Moving to a new place to begin a new stage of life is such an interesting experience because it requires asking important fundamental questions about oneself and arriving at practical answers: how am I going to live? What kind of friendships am I going to seek? What will I do in my spare time?
As Aristotle taught in his Nicomachean Ethics, these questions must always be answered in light of the ultimate goal of life, which is to live for the truth. And when we do indeed live for the truth, our lives become integrated: the various things we do fit together almost seamlessly as our work, play, friendship, and prayer complement each other and conduce toward a life of abiding fulfillment.
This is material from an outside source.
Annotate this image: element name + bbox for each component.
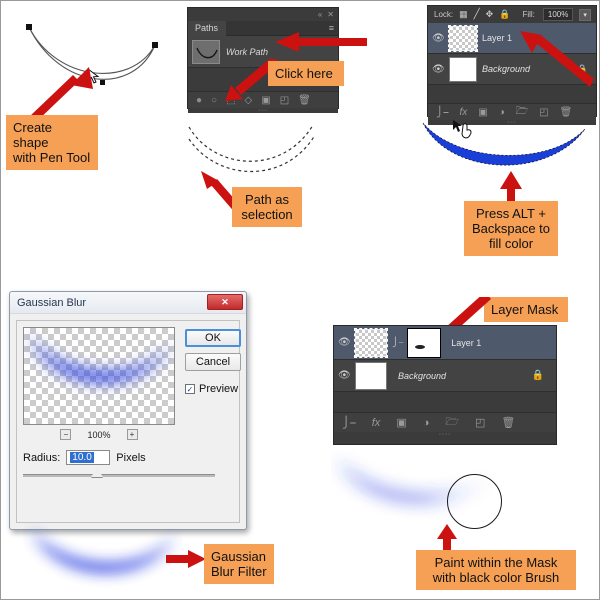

It is with great gratitude that I can say I have loved my transition to Maynooth, Ireland, over these last two months as I have adjusted to a new country, school, and environment and as my life has developed an integrated, liturgical rhythm in service to the truth. On a typical day, I will rise at 6:30, head across the street to the South Campus of Maynooth, the home of the National Irish Seminary, and join the seminarians for lauds, meditation, and morning Mass. Around 8:30, I then return to my apartment to eat breakfast and to prepare for my classes in philosophy of religion, which has included modules ranging from medieval philosophy to conceptions of the human person from antiquity through the Renaissance to the philosophy of the 20th-century martyr St. Edith Stein/Teresa Benedicta of the Cross. Later, usually after having gone for a run (the itch of being an alum of Duke’s Cross Country and Track team definitely needs scratching!), I return to the seminary at 6 for vespers and the Rosary and then have dinner with friends or in my apartment before finishing up some reading, reciting compline, and retiring for the night.
On weekends, I have been able to explore other parts of the Emerald Isle. Trips to Dublin—just a stone’s throw away by train or bus (30-40 minutes)—are frequent, whether to visit my fellow Mitchell Scholars (where 8 are studying) or to join in the camaraderie and fraternity of the student brothers at St. Saviour’s priory, the Dominican House of Studies in Ireland. One weekend highlight thus far was a trip with a large group of international students at Maynooth to Limerick to play in a Gaelic football tournament and visit the historic city in the west of Ireland. Gaelic football, sort of a combination of soccer, basketball, football, and rugby, is “good craic,” as they say here (meaning “good fun”). The whole excursion was a blast and a nice way to learn about Irish sport and culture with others who are similarly adjusting to life here. Another highlight was a pilgrimage with the Irish Dominicans to Knock, a boggy village in northwestern Ireland where Mary, Joseph, St. John the Evangelist, and the Eucharistic Lamb of God appeared silently on the gable wall of the town’s parish church to 15 people for about 2 hours on a rainy evening in 1879. It is one of the most famous Marian shrines in the world and a peaceful site of prayer and healing.
One of the Mitchell Scholarship’s fundamental purposes—and thus one of my fundamental purposes for being in Ireland—is to cultivate and establish enduring relationships between Americans and the island of Ireland. As I continue to build, with the help of God, an integrated life here, I find myself more deeply immersed in and connected to the ways of the Irish—between living in a new place, learning its history, settling into the Church, developing deep friendships, and engaging the culture. Each of those has presented its fair share of unique challenges, though always accompanied by an opportunity for growth. With two joyful months down, I am thoroughly excited for what lies ahead. Sláinte!